Each intern will have a designated mentor to provide guidance and assistance in developing and making progress towards a target goal. We have a strong bias for projects that lead to software, controls, or policies deployed on our hardware and extending the capabilities of our systems. Projects will be jointly planned by the intern and their mentor to build on the intern's background, extend their experience to new areas of interest, and fit into the broader goals of the Persona reinforcement learning team.
Role Description
For this role, the specific tasks will be defined prior to the start date by the mentor and the intern based on their experience, proficiency, and personal interests. The scope may also be adjusted to fit the project within the intern's time-frame. We encourage interns to share their interests even if they may be entirely different from their technical background.
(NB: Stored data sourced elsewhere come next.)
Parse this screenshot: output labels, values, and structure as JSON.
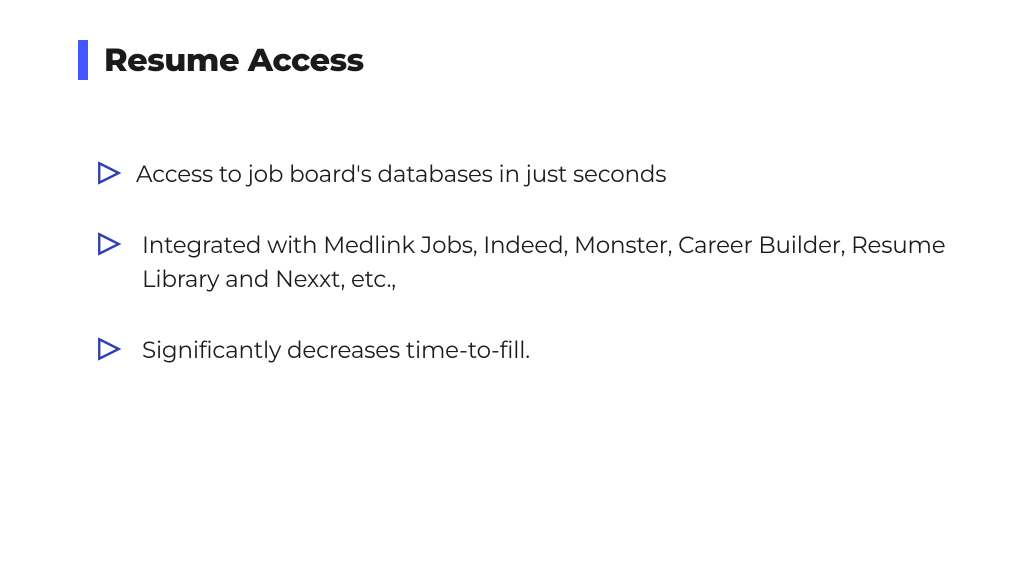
{
  "header": {
    "title": "Resume Access",
    "accent_color": "#4356ff"
  },
  "bullets": [
    {
      "text": "Access to job board's databases in just seconds"
    },
    {
      "text": "Integrated with Medlink Jobs, Indeed, Monster, Career Builder, Resume Library and Nexxt, etc.,"
    },
    {
      "text": "Significantly decreases time-to-fill."
    }
  ],
  "icon_stroke": "#2c3fb8"
}
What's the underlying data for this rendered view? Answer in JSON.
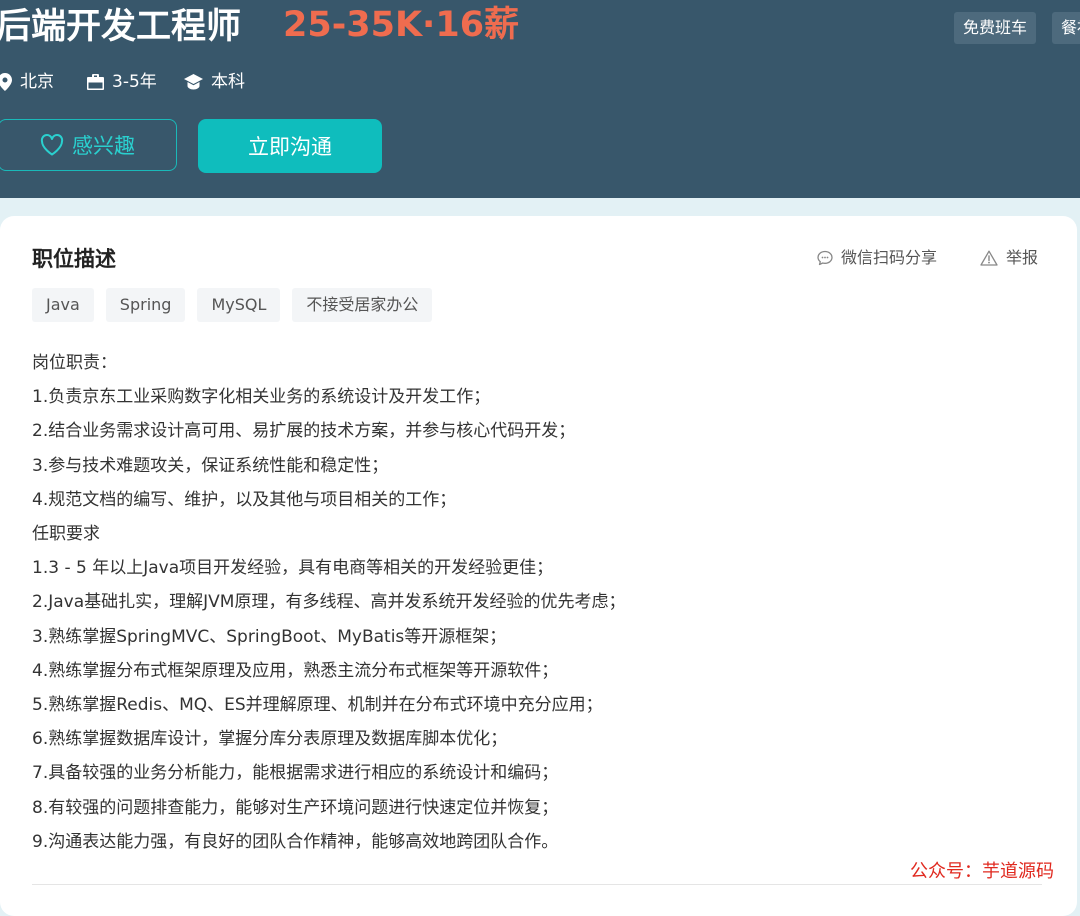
{
  "job": {
    "title": "后端开发工程师",
    "salary": "25-35K·16薪",
    "benefits": [
      "免费班车",
      "餐补"
    ],
    "location": "北京",
    "experience": "3-5年",
    "education": "本科",
    "location_icon": "location-pin-icon",
    "experience_icon": "briefcase-icon",
    "education_icon": "graduation-cap-icon"
  },
  "actions": {
    "interest_label": "感兴趣",
    "chat_label": "立即沟通",
    "interest_icon": "heart-icon"
  },
  "description": {
    "title": "职位描述",
    "share_label": "微信扫码分享",
    "report_label": "举报",
    "share_icon": "chat-bubble-icon",
    "report_icon": "warning-triangle-icon",
    "tags": [
      "Java",
      "Spring",
      "MySQL",
      "不接受居家办公"
    ],
    "lines": [
      "岗位职责：",
      "1.负责京东工业采购数字化相关业务的系统设计及开发工作；",
      "2.结合业务需求设计高可用、易扩展的技术方案，并参与核心代码开发；",
      "3.参与技术难题攻关，保证系统性能和稳定性；",
      "4.规范文档的编写、维护，以及其他与项目相关的工作；",
      "任职要求",
      "1.3 - 5 年以上Java项目开发经验，具有电商等相关的开发经验更佳；",
      "2.Java基础扎实，理解JVM原理，有多线程、高并发系统开发经验的优先考虑；",
      "3.熟练掌握SpringMVC、SpringBoot、MyBatis等开源框架；",
      "4.熟练掌握分布式框架原理及应用，熟悉主流分布式框架等开源软件；",
      "5.熟练掌握Redis、MQ、ES并理解原理、机制并在分布式环境中充分应用；",
      "6.熟练掌握数据库设计，掌握分库分表原理及数据库脚本优化；",
      "7.具备较强的业务分析能力，能根据需求进行相应的系统设计和编码；",
      "8.有较强的问题排查能力，能够对生产环境问题进行快速定位并恢复；",
      "9.沟通表达能力强，有良好的团队合作精神，能够高效地跨团队合作。"
    ]
  },
  "watermark": "公众号：芋道源码",
  "colors": {
    "header_bg": "#38576b",
    "salary": "#ef6c4f",
    "accent": "#0fbdbd",
    "watermark": "#e0291f"
  }
}
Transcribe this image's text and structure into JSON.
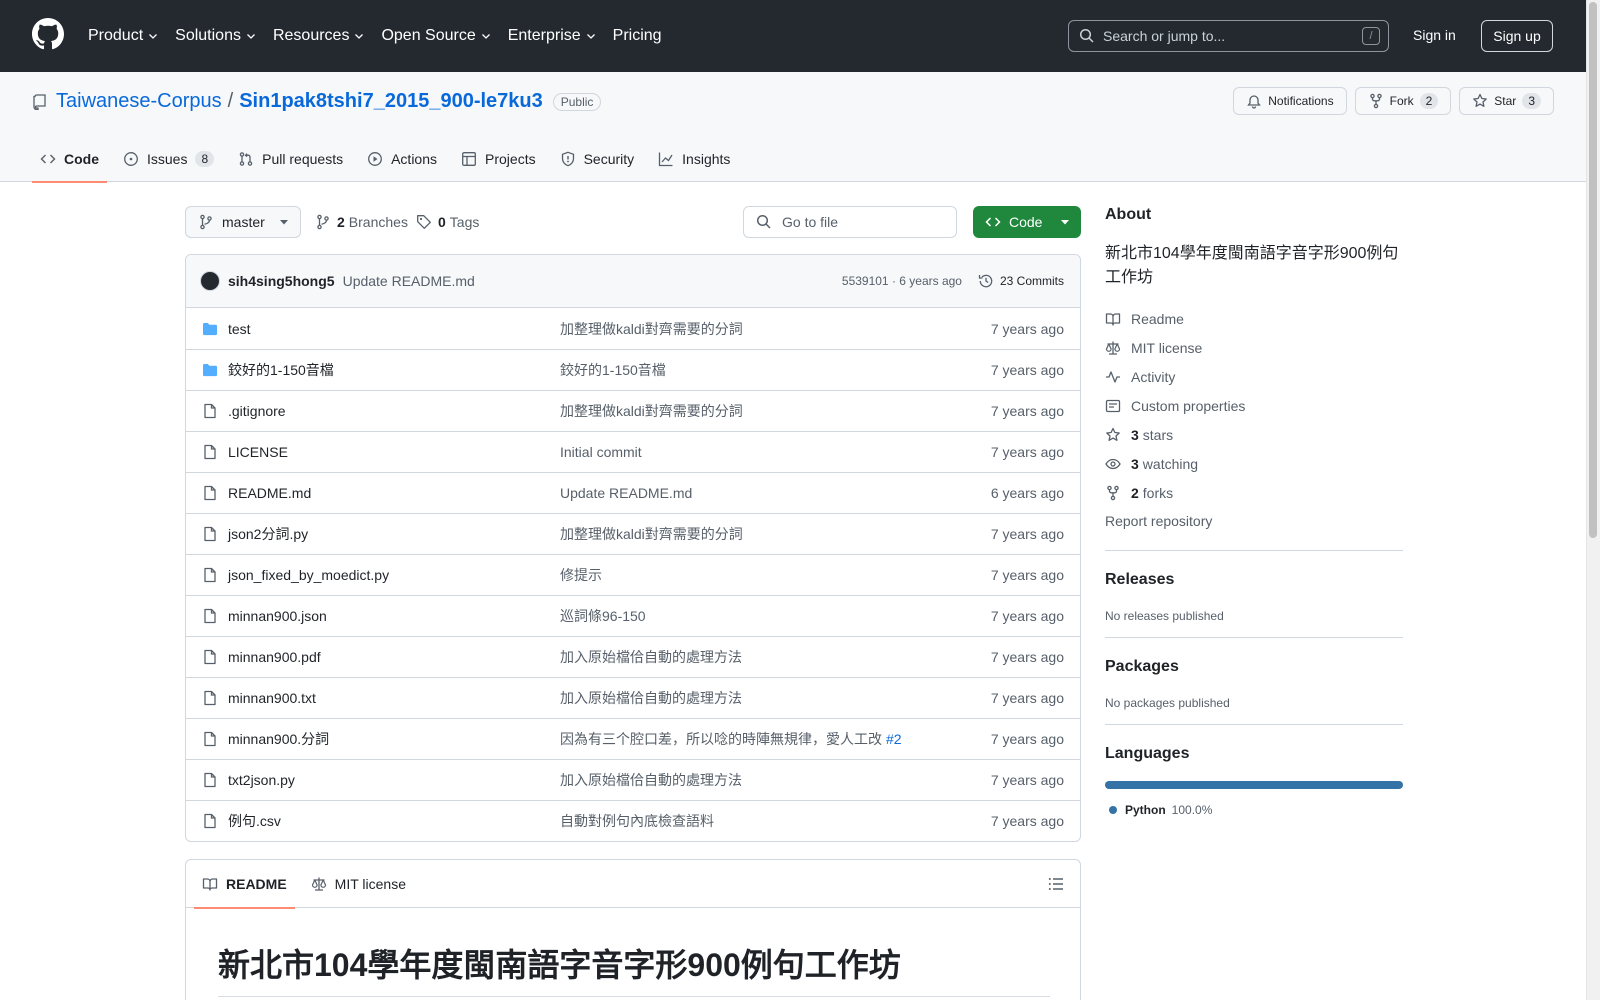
{
  "header": {
    "nav": [
      {
        "label": "Product",
        "has_caret": true
      },
      {
        "label": "Solutions",
        "has_caret": true
      },
      {
        "label": "Resources",
        "has_caret": true
      },
      {
        "label": "Open Source",
        "has_caret": true
      },
      {
        "label": "Enterprise",
        "has_caret": true
      },
      {
        "label": "Pricing",
        "has_caret": false
      }
    ],
    "search_placeholder": "Search or jump to...",
    "search_shortcut": "/",
    "sign_in": "Sign in",
    "sign_up": "Sign up"
  },
  "repo": {
    "owner": "Taiwanese-Corpus",
    "separator": "/",
    "name": "Sin1pak8tshi7_2015_900-le7ku3",
    "visibility": "Public",
    "actions": {
      "notifications": "Notifications",
      "fork": "Fork",
      "fork_count": "2",
      "star": "Star",
      "star_count": "3"
    },
    "tabs": [
      {
        "label": "Code",
        "icon": "code-icon",
        "active": true
      },
      {
        "label": "Issues",
        "icon": "issue-icon",
        "count": "8"
      },
      {
        "label": "Pull requests",
        "icon": "pull-request-icon"
      },
      {
        "label": "Actions",
        "icon": "play-icon"
      },
      {
        "label": "Projects",
        "icon": "table-icon"
      },
      {
        "label": "Security",
        "icon": "shield-icon"
      },
      {
        "label": "Insights",
        "icon": "graph-icon"
      }
    ]
  },
  "toolbar": {
    "branch": "master",
    "branches_count": "2",
    "branches_label": "Branches",
    "tags_count": "0",
    "tags_label": "Tags",
    "goto_placeholder": "Go to file",
    "code_button": "Code"
  },
  "latest_commit": {
    "author": "sih4sing5hong5",
    "message": "Update README.md",
    "hash_and_time": "5539101 · 6 years ago",
    "commits_label": "23 Commits"
  },
  "files": [
    {
      "type": "dir",
      "name": "test",
      "message": "加整理做kaldi對齊需要的分詞",
      "date": "7 years ago"
    },
    {
      "type": "dir",
      "name": "鉸好的1-150音檔",
      "message": "鉸好的1-150音檔",
      "date": "7 years ago"
    },
    {
      "type": "file",
      "name": ".gitignore",
      "message": "加整理做kaldi對齊需要的分詞",
      "date": "7 years ago"
    },
    {
      "type": "file",
      "name": "LICENSE",
      "message": "Initial commit",
      "date": "7 years ago"
    },
    {
      "type": "file",
      "name": "README.md",
      "message": "Update README.md",
      "date": "6 years ago"
    },
    {
      "type": "file",
      "name": "json2分詞.py",
      "message": "加整理做kaldi對齊需要的分詞",
      "date": "7 years ago"
    },
    {
      "type": "file",
      "name": "json_fixed_by_moedict.py",
      "message": "修提示",
      "date": "7 years ago"
    },
    {
      "type": "file",
      "name": "minnan900.json",
      "message": "巡詞條96-150",
      "date": "7 years ago"
    },
    {
      "type": "file",
      "name": "minnan900.pdf",
      "message": "加入原始檔佮自動的處理方法",
      "date": "7 years ago"
    },
    {
      "type": "file",
      "name": "minnan900.txt",
      "message": "加入原始檔佮自動的處理方法",
      "date": "7 years ago"
    },
    {
      "type": "file",
      "name": "minnan900.分詞",
      "message": "因為有三个腔口差，所以唸的時陣無規律，愛人工改",
      "issue": "#2",
      "date": "7 years ago"
    },
    {
      "type": "file",
      "name": "txt2json.py",
      "message": "加入原始檔佮自動的處理方法",
      "date": "7 years ago"
    },
    {
      "type": "file",
      "name": "例句.csv",
      "message": "自動對例句內底檢查語料",
      "date": "7 years ago"
    }
  ],
  "readme": {
    "tab_readme": "README",
    "tab_license": "MIT license",
    "heading": "新北市104學年度閩南語字音字形900例句工作坊"
  },
  "about": {
    "title": "About",
    "description": "新北市104學年度閩南語字音字形900例句工作坊",
    "links": [
      {
        "icon": "book-icon",
        "label": "Readme"
      },
      {
        "icon": "law-icon",
        "label": "MIT license"
      },
      {
        "icon": "pulse-icon",
        "label": "Activity"
      },
      {
        "icon": "note-icon",
        "label": "Custom properties"
      },
      {
        "icon": "star-icon",
        "count": "3",
        "label": "stars"
      },
      {
        "icon": "eye-icon",
        "count": "3",
        "label": "watching"
      },
      {
        "icon": "fork-icon",
        "count": "2",
        "label": "forks"
      }
    ],
    "report": "Report repository"
  },
  "releases": {
    "title": "Releases",
    "note": "No releases published"
  },
  "packages": {
    "title": "Packages",
    "note": "No packages published"
  },
  "languages": {
    "title": "Languages",
    "items": [
      {
        "name": "Python",
        "percent": "100.0%",
        "share": 1.0,
        "color": "#3572A5"
      }
    ]
  },
  "colors": {
    "header_bg": "#24292f",
    "link": "#0969da",
    "accent_tab": "#fd8c73",
    "primary_button": "#1f883d",
    "folder": "#54aeff"
  }
}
Some example general tasks that may be a part of any project are described below:
  • Develop new simulation training environments
  • Design new behaviors or extend capabilities for the Persona robots
  • Deploy to hardware, log data, and analyze results
  • Create or implement new algorithms for modeling, training, sensing, or deployment
  • Characterize hardware sensors, actuators, and general robot parameters
Qualifications
  • Current Undergraduate or Masters student
  • Software proficiency in Python, C/C++, Java, or Rust
  • Experience with basic machine learning concepts
Bonus Experience
  • Worked with Pytorch or similar
  • Physics simulator experience such as IsaacLab/IsaacSim, Mujoco, or similar
  • Deployed controls software to robot hardware
  • Trained policies with reinforcement learning
  • Worked with motion diffusion models or VLAs
  • Experience with character animation
  • Worked on vision or localization
Open Technical Areas
  • Perception
  • Locomotion
  • Manipulation
  • Motion Planning
  • Imitation Learning
  • Motion Retargeting
  • Sim-to-Real Modeling
Application Timeline
We are accepting applications on a rolling basis. We will interview and make offers for upcoming intern cohorts until we fill all openings. We will close the application process for an upcoming cohort approximately 3 months before the start of the cohort and recommend applying approximately 6 months in advance.
Note: we are no longer accepting applications for Summer 2026.
The interview process we are currently following involves two interviews. First, a phone pre-screen with a member of our staff. Second, a presentation and discussion interview with one to two of our engineers. The presentation is meant to be informal and give an opportunity for you to share your background, experiences, and interests. We like the chance to see pictures and videos of your projects and hear what part of robotics excites you most! We will also give an overview of the work we are doing here at Persona AI and leave time for you to ask us questions.
We aim to get back to you as soon as we can but it may take a few weeks, especially in between cohorts. Please know we are working on it and will get back to every application!